8. En l'espèce, M. B..., ressortissant tunisien né le 15 juin 1985, fait valoir qu'entré en France en 2011 sous couvert d'un visa de long séjour valant titre de séjour portant la mention " travailleur temporaire ", il y séjourne habituellement depuis lors et qu'il y a établi le centre de sa vie privée et familiale auprès de son frère et de sa belle-sœur. S'il produit diverses pièces, notamment des bulletins de salaire, attestant de sa présence en France quelques mois par an entre 2011 et 2020, il n'établit toutefois pas le caractère continu de son séjour sur le territoire depuis 2011. En outre, l'intéressé, célibataire et sans enfants, n'établit ni même n'allègue être dépourvu d'attaches dans son pays d'origine, où il a vécu au moins jusqu'à l'âge de 26 ans. Dans ces conditions, en prenant l'arrêté contesté, le préfet des Bouches-du-Rhône n'a pas porté une atteinte disproportionnée au droit de M. B... au respect de sa vie privée et familiale au regard des buts poursuivis par cet arrêté. Il n'a, par suite, méconnu ni les stipulations de l'article 8 de la convention européenne de sauvegarde des droits de l'homme et des libertés fondamentales ni les dispositions de l'article L. 313-11 7° du code de l'entrée et du séjour des étrangers et du droit d'asile. Le préfet des Bouches-du-Rhône n'a pas davantage commis d'erreur manifeste dans l'appréciation des conséquences de sa décision sur la situation de l'intéressé.
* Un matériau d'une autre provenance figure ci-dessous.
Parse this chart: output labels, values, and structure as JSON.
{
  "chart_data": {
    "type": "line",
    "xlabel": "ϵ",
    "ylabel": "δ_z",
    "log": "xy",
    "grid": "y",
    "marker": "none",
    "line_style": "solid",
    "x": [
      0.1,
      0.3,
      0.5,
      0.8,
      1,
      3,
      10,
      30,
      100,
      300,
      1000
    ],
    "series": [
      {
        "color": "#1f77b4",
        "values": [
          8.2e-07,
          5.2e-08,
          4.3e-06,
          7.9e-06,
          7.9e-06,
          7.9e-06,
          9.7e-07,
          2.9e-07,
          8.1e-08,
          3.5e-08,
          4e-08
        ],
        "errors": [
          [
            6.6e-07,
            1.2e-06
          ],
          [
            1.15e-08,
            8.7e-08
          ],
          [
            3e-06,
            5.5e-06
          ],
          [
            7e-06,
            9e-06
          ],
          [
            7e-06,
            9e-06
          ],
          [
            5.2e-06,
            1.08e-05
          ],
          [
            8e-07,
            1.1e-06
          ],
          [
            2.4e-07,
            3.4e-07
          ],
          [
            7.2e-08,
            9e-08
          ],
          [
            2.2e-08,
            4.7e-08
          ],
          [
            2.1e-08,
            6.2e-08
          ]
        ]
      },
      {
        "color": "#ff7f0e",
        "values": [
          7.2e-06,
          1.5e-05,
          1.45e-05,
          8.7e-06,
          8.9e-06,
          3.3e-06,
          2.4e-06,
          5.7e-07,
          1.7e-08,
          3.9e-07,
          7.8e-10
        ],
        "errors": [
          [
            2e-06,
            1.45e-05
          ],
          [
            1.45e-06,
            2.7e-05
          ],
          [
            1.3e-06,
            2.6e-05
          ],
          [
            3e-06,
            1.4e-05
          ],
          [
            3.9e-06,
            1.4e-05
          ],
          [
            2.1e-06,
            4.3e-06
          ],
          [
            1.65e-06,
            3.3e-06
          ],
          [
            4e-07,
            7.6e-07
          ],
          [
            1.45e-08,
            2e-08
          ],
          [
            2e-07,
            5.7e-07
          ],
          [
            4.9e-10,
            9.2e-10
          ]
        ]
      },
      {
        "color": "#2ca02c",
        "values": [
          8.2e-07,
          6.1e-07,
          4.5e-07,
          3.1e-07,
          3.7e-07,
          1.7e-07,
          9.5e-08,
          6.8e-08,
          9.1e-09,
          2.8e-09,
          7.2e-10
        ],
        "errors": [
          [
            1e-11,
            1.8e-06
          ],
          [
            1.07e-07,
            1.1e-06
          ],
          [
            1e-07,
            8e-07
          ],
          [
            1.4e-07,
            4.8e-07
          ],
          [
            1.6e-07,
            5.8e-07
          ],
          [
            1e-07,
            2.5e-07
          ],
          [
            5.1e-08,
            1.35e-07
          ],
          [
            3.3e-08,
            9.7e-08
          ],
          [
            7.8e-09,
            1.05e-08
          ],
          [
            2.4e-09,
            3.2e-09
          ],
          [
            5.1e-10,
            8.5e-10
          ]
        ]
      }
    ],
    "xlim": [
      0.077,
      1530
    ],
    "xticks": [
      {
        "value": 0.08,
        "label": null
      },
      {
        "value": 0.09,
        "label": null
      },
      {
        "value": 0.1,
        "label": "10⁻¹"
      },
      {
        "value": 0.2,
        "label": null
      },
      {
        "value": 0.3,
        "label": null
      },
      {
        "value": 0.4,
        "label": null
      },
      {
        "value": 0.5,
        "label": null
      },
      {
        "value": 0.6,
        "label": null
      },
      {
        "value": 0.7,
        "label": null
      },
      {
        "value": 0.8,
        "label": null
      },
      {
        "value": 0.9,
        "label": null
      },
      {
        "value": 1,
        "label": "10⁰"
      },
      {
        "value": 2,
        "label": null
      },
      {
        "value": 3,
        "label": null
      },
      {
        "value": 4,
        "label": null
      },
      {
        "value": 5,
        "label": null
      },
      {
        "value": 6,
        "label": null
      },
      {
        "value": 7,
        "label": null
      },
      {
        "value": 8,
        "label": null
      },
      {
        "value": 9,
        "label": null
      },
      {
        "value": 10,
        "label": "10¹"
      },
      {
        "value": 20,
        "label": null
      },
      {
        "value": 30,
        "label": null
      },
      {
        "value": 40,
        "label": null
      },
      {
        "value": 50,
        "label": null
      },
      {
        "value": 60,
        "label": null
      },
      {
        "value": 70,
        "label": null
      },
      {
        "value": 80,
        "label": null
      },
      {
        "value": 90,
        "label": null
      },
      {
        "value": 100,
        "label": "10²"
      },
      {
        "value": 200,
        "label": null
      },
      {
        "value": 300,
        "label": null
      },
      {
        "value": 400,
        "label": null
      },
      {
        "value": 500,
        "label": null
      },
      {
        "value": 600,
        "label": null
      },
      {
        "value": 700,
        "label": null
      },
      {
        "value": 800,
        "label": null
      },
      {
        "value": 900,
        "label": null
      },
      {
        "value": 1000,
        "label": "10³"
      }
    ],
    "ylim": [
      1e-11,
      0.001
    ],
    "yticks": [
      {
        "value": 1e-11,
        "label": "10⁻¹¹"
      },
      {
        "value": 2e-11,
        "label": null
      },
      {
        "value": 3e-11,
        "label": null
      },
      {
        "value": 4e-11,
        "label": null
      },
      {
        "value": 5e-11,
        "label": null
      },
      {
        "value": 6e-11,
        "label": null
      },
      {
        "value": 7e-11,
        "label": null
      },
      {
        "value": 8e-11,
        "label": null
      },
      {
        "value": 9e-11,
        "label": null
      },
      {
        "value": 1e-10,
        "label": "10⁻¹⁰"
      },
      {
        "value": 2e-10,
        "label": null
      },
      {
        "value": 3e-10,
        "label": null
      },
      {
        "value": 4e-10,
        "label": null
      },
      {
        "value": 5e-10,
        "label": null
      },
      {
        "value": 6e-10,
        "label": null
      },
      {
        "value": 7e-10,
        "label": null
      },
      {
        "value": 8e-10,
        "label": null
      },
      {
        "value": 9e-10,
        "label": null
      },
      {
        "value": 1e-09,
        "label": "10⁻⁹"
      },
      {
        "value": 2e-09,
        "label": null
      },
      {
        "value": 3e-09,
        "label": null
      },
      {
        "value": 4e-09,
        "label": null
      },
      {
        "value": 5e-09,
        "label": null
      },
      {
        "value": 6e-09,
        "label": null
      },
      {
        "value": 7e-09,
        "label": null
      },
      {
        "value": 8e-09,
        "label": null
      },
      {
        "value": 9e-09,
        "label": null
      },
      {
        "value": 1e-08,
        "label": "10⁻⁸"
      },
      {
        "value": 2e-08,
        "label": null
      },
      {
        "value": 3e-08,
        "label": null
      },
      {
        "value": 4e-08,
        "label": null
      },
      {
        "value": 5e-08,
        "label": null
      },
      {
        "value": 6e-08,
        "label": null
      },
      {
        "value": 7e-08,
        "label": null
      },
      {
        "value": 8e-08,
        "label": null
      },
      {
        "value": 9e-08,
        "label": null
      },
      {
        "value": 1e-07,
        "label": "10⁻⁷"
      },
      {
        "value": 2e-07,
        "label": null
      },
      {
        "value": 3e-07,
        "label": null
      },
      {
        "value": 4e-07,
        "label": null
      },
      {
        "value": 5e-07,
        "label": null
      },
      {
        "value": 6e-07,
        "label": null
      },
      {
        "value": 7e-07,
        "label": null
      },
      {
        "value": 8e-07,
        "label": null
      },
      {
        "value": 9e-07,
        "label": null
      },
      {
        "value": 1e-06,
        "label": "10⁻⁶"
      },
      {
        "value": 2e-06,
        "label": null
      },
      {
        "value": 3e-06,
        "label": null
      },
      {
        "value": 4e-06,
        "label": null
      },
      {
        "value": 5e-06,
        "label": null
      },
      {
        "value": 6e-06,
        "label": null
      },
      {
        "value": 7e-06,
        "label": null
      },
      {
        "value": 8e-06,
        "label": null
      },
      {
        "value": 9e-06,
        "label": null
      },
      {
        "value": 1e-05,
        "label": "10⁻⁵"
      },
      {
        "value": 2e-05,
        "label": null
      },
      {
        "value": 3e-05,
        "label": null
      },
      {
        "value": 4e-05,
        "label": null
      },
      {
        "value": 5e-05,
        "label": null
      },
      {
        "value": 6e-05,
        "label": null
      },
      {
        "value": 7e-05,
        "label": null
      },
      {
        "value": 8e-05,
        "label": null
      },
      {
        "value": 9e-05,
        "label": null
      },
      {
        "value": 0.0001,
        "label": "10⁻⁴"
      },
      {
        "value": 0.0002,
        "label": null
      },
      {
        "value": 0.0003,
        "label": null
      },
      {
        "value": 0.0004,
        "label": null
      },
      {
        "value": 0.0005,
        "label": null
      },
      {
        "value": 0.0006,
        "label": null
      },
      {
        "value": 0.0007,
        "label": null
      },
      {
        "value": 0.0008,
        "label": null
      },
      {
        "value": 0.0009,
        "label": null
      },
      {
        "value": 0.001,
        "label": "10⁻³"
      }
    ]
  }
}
9. Il résulte de ce qui précède que M. B... n'est pas fondé à se plaindre de ce que, par le jugement attaqué, le tribunal administratif de Marseille a rejeté sa demande tendant à l'annulation de l'arrêté du 7 juillet 2020 du préfet des Bouches-du-Rhône rejetant sa demande de titre de séjour et l'obligeant à quitter le territoire français dans un délai de trente jours.
10. Par suite, ses conclusions à fin d'injonction et d'astreinte ainsi que ses conclusions présentées en application des dispositions des articles L. 761-1 du code de justice administrative et 37 de la loi du 10 juillet 1991 ne peuvent être accueillies.
D E C I D E :
Article 1er : La requête de M. B... est rejetée.
Article 2 : Le présent arrêt sera notifié à M. A... B..., à Me Gonand et au ministre de l'intérieur et des Outre-mer.
Copie en sera adressée au préfet des Bouches-du-Rhône.
Délibéré après l'audience du 15 mai 2023, où siégeaient :
- M. Bocquet, président,
- Mme Vincent, présidente assesseure,
- Mme Balaresque, première conseillère.
Rendu public par mise à disposition au greffe le 5 juin 2023.